Di tempat penyucian diri,
Resi Srenggi masih merasa marah kepada Prabu
Parikesit kemudian
ia berdoa memanggil para
naga dan ular. Tak lama kemudian, datang dari langit, seekor naga sakti
terbang ke arahnya, yaitu naga Taksaka. Naga Taksaka pun
bertanya kepada sang resi “ada apa kiranya Resi memanggilku?” “hamba memanggil
tuanku karena suatu tugas. Tugas dari hamba ialah menghabisi Prabu Parikesit
karena dia telah menghinaku dengan mengalungkan bangkai dari bangsa tuanku di
leher ayahku seakan-akan hendak menantangku.” Naga Taksaka merasa diatas angin
“kebetulan sekali tuanku memenggil saya. Saya juga ada dendam pribadi dengan
Arjuna dan keturunannya karena pernah mengusirku dahulu. Apapun keingiananmu
akan aku kabulkan.” Maka berangkatlah Naga Taksaka pergi ke Hastinapura untuk melaksanakan perintahnya
menggigit raja Parikesit. Penjagaan di Hastinapura sangat ketat. Sang Prabu berada dalam menara tinggi di tengah
kamarnya dan dikelilingi
oleh prajurit, brahmana, dan ahli bisa. Naga Taksaka pada awalnya mengalami
kesulitan untuk menjalankan perintah itu.
Akhirnya pada hari ketujuh, yaitu hari yang diramalkan menjadi hari
kematiannya sang Prabu, naga Taksaka meminta saudaranya yakni Naga Kaliya
untuk menyamar menjadi seorang pelayan dan dia akan menyamar menjadi ulat dan masuk ke dalam
buah jambu yang dihaturkan kepada
Sang Prabu. Pelayan jelmaan naga Kaliya pun masuk ke
kamar sang prabu “ampun paduka, ini saya pelayanmu....hamba datang memberikan
makanan untuk makan malam hari.” Prabu Parikesit pun berkata di tangga rahasia
menara. “letakkan makanannya di depan pintu tangga. biar aku yang mengambilnya
sendiri.” Setelah pelayan itu pergi,
Prabu Parikesit membuka pintu tangga.
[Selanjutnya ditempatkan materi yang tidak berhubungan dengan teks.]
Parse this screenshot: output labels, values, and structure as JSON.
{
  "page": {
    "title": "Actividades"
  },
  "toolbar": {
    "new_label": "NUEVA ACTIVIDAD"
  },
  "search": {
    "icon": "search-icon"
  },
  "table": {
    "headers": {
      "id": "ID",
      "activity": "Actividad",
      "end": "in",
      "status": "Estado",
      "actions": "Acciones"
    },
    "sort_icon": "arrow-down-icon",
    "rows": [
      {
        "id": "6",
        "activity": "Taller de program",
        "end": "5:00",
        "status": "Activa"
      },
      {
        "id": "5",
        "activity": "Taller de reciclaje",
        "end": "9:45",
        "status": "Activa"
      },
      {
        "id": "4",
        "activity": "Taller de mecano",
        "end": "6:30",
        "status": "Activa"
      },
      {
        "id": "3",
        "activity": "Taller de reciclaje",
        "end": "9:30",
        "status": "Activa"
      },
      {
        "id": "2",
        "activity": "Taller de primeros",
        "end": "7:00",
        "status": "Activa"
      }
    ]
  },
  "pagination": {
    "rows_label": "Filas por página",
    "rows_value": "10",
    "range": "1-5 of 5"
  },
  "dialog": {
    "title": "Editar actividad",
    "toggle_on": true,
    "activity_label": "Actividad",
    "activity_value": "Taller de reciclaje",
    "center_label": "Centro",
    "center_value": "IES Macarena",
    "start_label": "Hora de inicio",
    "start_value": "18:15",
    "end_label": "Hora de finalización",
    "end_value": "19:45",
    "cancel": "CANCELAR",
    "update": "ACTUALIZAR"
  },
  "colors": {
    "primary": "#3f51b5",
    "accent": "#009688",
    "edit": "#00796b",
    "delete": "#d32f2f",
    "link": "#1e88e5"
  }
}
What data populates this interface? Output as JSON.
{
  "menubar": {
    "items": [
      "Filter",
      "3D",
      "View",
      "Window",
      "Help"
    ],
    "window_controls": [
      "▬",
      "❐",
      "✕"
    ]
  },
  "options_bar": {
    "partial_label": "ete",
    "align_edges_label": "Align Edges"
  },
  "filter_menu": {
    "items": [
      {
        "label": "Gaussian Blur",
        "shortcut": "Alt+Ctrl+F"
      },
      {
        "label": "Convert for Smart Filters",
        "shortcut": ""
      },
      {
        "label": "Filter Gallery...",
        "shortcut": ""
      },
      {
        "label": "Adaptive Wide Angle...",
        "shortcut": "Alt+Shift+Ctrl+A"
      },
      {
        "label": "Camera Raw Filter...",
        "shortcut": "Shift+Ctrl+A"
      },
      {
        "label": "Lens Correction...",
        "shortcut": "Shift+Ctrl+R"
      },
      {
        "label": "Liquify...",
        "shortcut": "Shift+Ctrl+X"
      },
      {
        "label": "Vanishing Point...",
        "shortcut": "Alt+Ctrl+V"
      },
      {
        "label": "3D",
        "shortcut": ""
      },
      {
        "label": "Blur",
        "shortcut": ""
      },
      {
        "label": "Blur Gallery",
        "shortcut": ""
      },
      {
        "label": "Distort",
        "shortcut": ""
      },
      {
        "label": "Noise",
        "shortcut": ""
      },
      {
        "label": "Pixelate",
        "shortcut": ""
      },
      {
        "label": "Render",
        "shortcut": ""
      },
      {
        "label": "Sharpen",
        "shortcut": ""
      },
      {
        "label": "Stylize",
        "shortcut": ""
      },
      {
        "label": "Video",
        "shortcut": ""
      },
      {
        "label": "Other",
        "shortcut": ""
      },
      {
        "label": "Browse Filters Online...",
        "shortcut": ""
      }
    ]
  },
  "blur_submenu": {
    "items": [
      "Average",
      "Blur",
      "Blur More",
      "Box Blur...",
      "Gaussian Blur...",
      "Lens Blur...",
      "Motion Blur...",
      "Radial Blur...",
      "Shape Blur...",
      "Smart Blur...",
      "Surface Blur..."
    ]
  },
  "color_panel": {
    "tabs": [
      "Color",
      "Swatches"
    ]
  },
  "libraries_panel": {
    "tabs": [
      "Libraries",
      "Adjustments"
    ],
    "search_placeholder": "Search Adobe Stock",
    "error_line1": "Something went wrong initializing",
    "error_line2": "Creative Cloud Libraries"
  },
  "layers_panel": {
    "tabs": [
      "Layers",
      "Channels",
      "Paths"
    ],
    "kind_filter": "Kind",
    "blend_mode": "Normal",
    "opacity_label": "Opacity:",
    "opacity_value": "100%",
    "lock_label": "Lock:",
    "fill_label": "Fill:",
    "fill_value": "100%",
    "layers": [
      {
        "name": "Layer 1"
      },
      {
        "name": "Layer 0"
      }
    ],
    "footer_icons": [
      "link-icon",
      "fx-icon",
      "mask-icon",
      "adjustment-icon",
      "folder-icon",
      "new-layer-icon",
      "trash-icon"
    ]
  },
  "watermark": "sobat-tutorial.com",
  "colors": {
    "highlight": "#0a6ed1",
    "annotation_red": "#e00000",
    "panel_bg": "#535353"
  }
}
Ia pun melihat keluar jendela, hari sudah
hampir gelap. Prabu parikesit pun mengambil buah jambu itu sambil berkata
mengejek “ahahaha...sudah hampir malam dan hari akan berganti...sumpah Srenggi
sudah tawar karena kecerdasanku menghindari kematian. Ah..aku lapar.... aku
makan saja jambu ini.”
|
Parikesit Lena |
Pada saat Prabu Parikesit menyantap jambu yang dihidangkan,
Tiba-tiba seekor ulat keluar dari buah itu dan lalu berubah wujud kembali
sebagai Naga Taksaka. Prabu Parikesit kaget dan ketakutan. Ia berlarian ke sana
kemari. Suara minta tolong terdengar lantang namun sudah terlambat. Kutukan tersebut menjadi kenyataan., naga Taksaka melilit
tubuh sang raja, menggigit
dan menyuntikkan bisa racunnya.
Tubuh sang prabu pun perlahan terbakar dan perlahan meleleh oleh bisa panas dan
korosif milik Taksaka. Naga Taksaka pun terbang menembus atap menara istana
dengan gembira hati karena dendamnya dan dendam resi Srenggi telah terbalaskan.
Orang-orang di istana
melihat di kejauhan kamar raja terbakar. Raden Janamejaya bersama lainnya
menuju ke kamar itu. Perangkap-perangkap maut di lorong kamar ayahnya segera
di-nonaktikan. Ketika memasuki kamar, benar kamar itu terbakar tapi api itu
tidak menyebar, hanya terpusat di satu tempat yakni di dekat pintu tangga
menara. Di sana ia tidak melihat ayahnya melainkan hanya mahkota dan pakaiannya
saja tergeletak dan di dekatnya ada setumpuk abu juga beberapa sisik ular naga.
Raden Janamejaya sangat sedih karena ayahnya telah tewas digigit naga sama
seperti yang dikatakan Resi Utangka tujuh hari yang lalu. Setelah tujuh hari
perkabungan, Raden Janamejaya dilantik sebagai raja Hastinapura. Ia pun memakai
nama saat pengembaraannya yakni Prabu Udrayana.
Setelah menjadi raja,
Prabu Udrayana melakukan sesaji Aswamedha (kurban kuda) dan menaklukan kembali
kerajaan Gandaradesa lalu datanglah lagi Resi Utangka. Di sana mereka melepas
rindu. Prabu Udrayana lalu bercerita “Resi...ketahuilah setelah ayahnda
meninggal karena Naga taksaka beberpa bulan yang lau masih menyisakan trauma
padaku dan keluarga. Apa salah ayahnda sampai harus menerima kutukan itu?” Resi
Utangka lalu membeberkan alasan dibalik kematian Prabu Parikesit“gusti paduka,
ketahuilah paduka bahawa kematian ayahanda paduka karena dulu Naga Takska punya
dendam pada keluarga paduka dan dendam itu mendapat jalan lantaran Resi
Srenggi.” Prabu Udrayana terhenyak “apa maksudmu, resi?” Resi Utangka lalu
menjelaskan “ paduka, sebenarnya karena setelah mengutuk, den bagus Resi
Srenggi juga mengutus naga Taksaka untuk menghabisi ayahnda paduka.” Prabu Udrayana
menjadi marah mendengarnya. Ia pun berlalu pergi.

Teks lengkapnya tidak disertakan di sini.